Synopses & Reviews
Poetry. This delightful book, beautifully publsihed by Avec books, follows Browne's REBECCA LETTERS (Kesley St.) and LORE (Instress) with more of her unique lightness of touch and capacious vison. 'Which way to the windmaker's door?/ If you want to know you'll have to ask the doormaker.' A riddling, wind-activated poem describing the transformative adventures of a girl and a crane. Page after page, deckled with light, whistle headfirst into a journey, a conversation, a host of insoluble dilemmas, 'questions swept over a chasm.' THE AGENCY OF WIND yields the imagnative pleasures of a Leonora Carrington painting with the verbal vivacity and exactitude already characteristic of a Laynie Browne.--C.D. Wright.

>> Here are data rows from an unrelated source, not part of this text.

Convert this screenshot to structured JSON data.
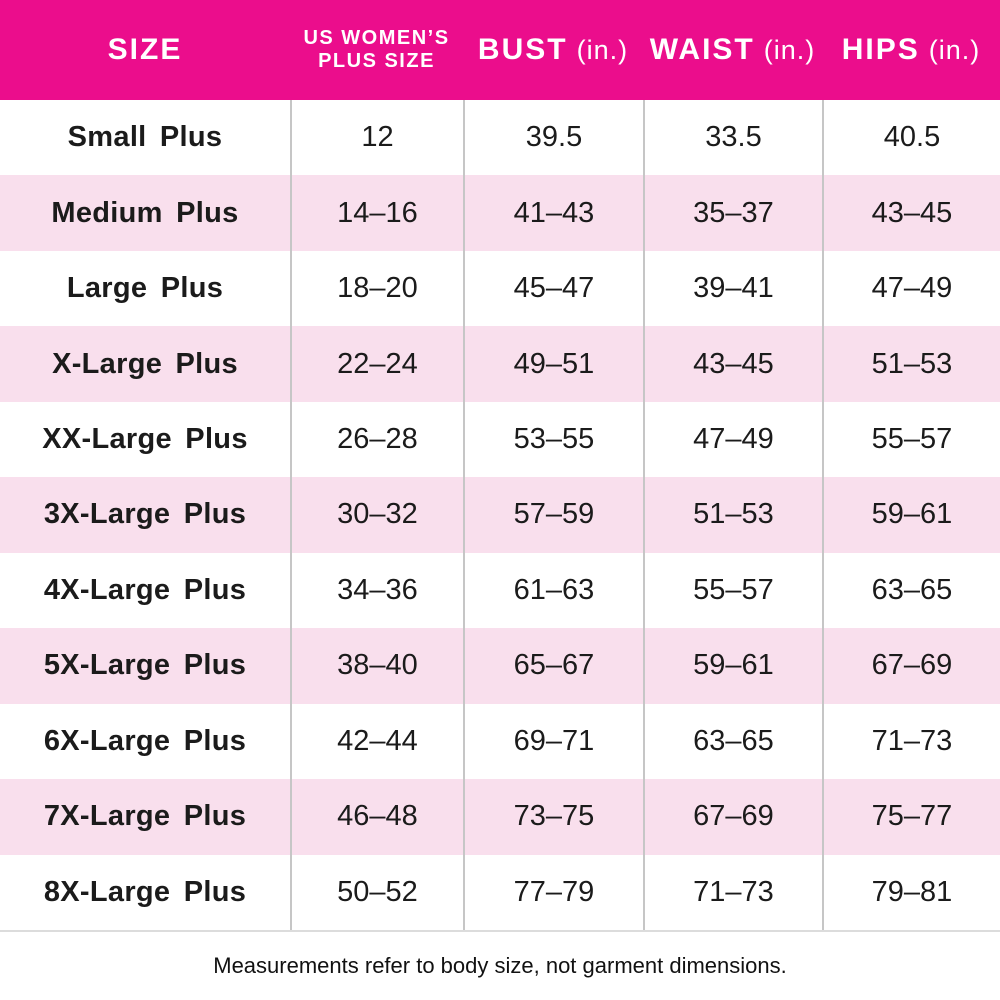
{
  "colors": {
    "header_bg": "#EB0D8C",
    "header_text": "#FFFFFF",
    "row_bg": "#FFFFFF",
    "row_alt_bg": "#F9DFED",
    "body_text": "#1B1B1B",
    "column_separator": "#C6C6C6",
    "table_bottom_border": "#DCDCDC"
  },
  "header": {
    "size": "SIZE",
    "us_plus_line1": "US WOMEN’S",
    "us_plus_line2": "PLUS SIZE",
    "bust": "BUST",
    "bust_unit": "(in.)",
    "waist": "WAIST",
    "waist_unit": "(in.)",
    "hips": "HIPS",
    "hips_unit": "(in.)"
  },
  "rows": [
    {
      "size": "Small Plus",
      "us_plus": "12",
      "bust": "39.5",
      "waist": "33.5",
      "hips": "40.5"
    },
    {
      "size": "Medium Plus",
      "us_plus": "14–16",
      "bust": "41–43",
      "waist": "35–37",
      "hips": "43–45"
    },
    {
      "size": "Large Plus",
      "us_plus": "18–20",
      "bust": "45–47",
      "waist": "39–41",
      "hips": "47–49"
    },
    {
      "size": "X-Large Plus",
      "us_plus": "22–24",
      "bust": "49–51",
      "waist": "43–45",
      "hips": "51–53"
    },
    {
      "size": "XX-Large Plus",
      "us_plus": "26–28",
      "bust": "53–55",
      "waist": "47–49",
      "hips": "55–57"
    },
    {
      "size": "3X-Large Plus",
      "us_plus": "30–32",
      "bust": "57–59",
      "waist": "51–53",
      "hips": "59–61"
    },
    {
      "size": "4X-Large Plus",
      "us_plus": "34–36",
      "bust": "61–63",
      "waist": "55–57",
      "hips": "63–65"
    },
    {
      "size": "5X-Large Plus",
      "us_plus": "38–40",
      "bust": "65–67",
      "waist": "59–61",
      "hips": "67–69"
    },
    {
      "size": "6X-Large Plus",
      "us_plus": "42–44",
      "bust": "69–71",
      "waist": "63–65",
      "hips": "71–73"
    },
    {
      "size": "7X-Large Plus",
      "us_plus": "46–48",
      "bust": "73–75",
      "waist": "67–69",
      "hips": "75–77"
    },
    {
      "size": "8X-Large Plus",
      "us_plus": "50–52",
      "bust": "77–79",
      "waist": "71–73",
      "hips": "79–81"
    }
  ],
  "footer": {
    "note": "Measurements refer to body size, not garment dimensions."
  },
  "chart_data": {
    "type": "table",
    "columns": [
      "SIZE",
      "US WOMEN’S PLUS SIZE",
      "BUST (in.)",
      "WAIST (in.)",
      "HIPS (in.)"
    ],
    "rows": [
      [
        "Small Plus",
        "12",
        "39.5",
        "33.5",
        "40.5"
      ],
      [
        "Medium Plus",
        "14–16",
        "41–43",
        "35–37",
        "43–45"
      ],
      [
        "Large Plus",
        "18–20",
        "45–47",
        "39–41",
        "47–49"
      ],
      [
        "X-Large Plus",
        "22–24",
        "49–51",
        "43–45",
        "51–53"
      ],
      [
        "XX-Large Plus",
        "26–28",
        "53–55",
        "47–49",
        "55–57"
      ],
      [
        "3X-Large Plus",
        "30–32",
        "57–59",
        "51–53",
        "59–61"
      ],
      [
        "4X-Large Plus",
        "34–36",
        "61–63",
        "55–57",
        "63–65"
      ],
      [
        "5X-Large Plus",
        "38–40",
        "65–67",
        "59–61",
        "67–69"
      ],
      [
        "6X-Large Plus",
        "42–44",
        "69–71",
        "63–65",
        "71–73"
      ],
      [
        "7X-Large Plus",
        "46–48",
        "73–75",
        "67–69",
        "75–77"
      ],
      [
        "8X-Large Plus",
        "50–52",
        "77–79",
        "71–73",
        "79–81"
      ]
    ],
    "note": "Measurements refer to body size, not garment dimensions."
  }
}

Laynie Browne's pieces of universal udefulness -- poem/stories written for childre/sages, Sumerian lore/from the twenty-third century, profoundly formal/whimsically freeing -- are a particular, innovative delight. -- Stacy Dorris.
About the Author
Laynie Browne was born and grew up in Los Angeles. She attended the University of California, Berkeley, and Brown University and was awarded The Gertrude Stein Award in Innovative Poetry three times. She is the author of a novel and nine collections of poetry, most recently ROSEATE, POINTS OF GOLD (Dusie Press, 2010), THE DESIRES OF LETTERS (Counterpath Press, 2010), THE SCENTED FOX (Wave Books, 2007, winner of the National Poetry Series), and DAILY SONNETS (Counterpath Press, 2007). Browne is an assistant professor of poetry at the University of Arizona and one of the directors of the POG reading series in Tucson, Arizona.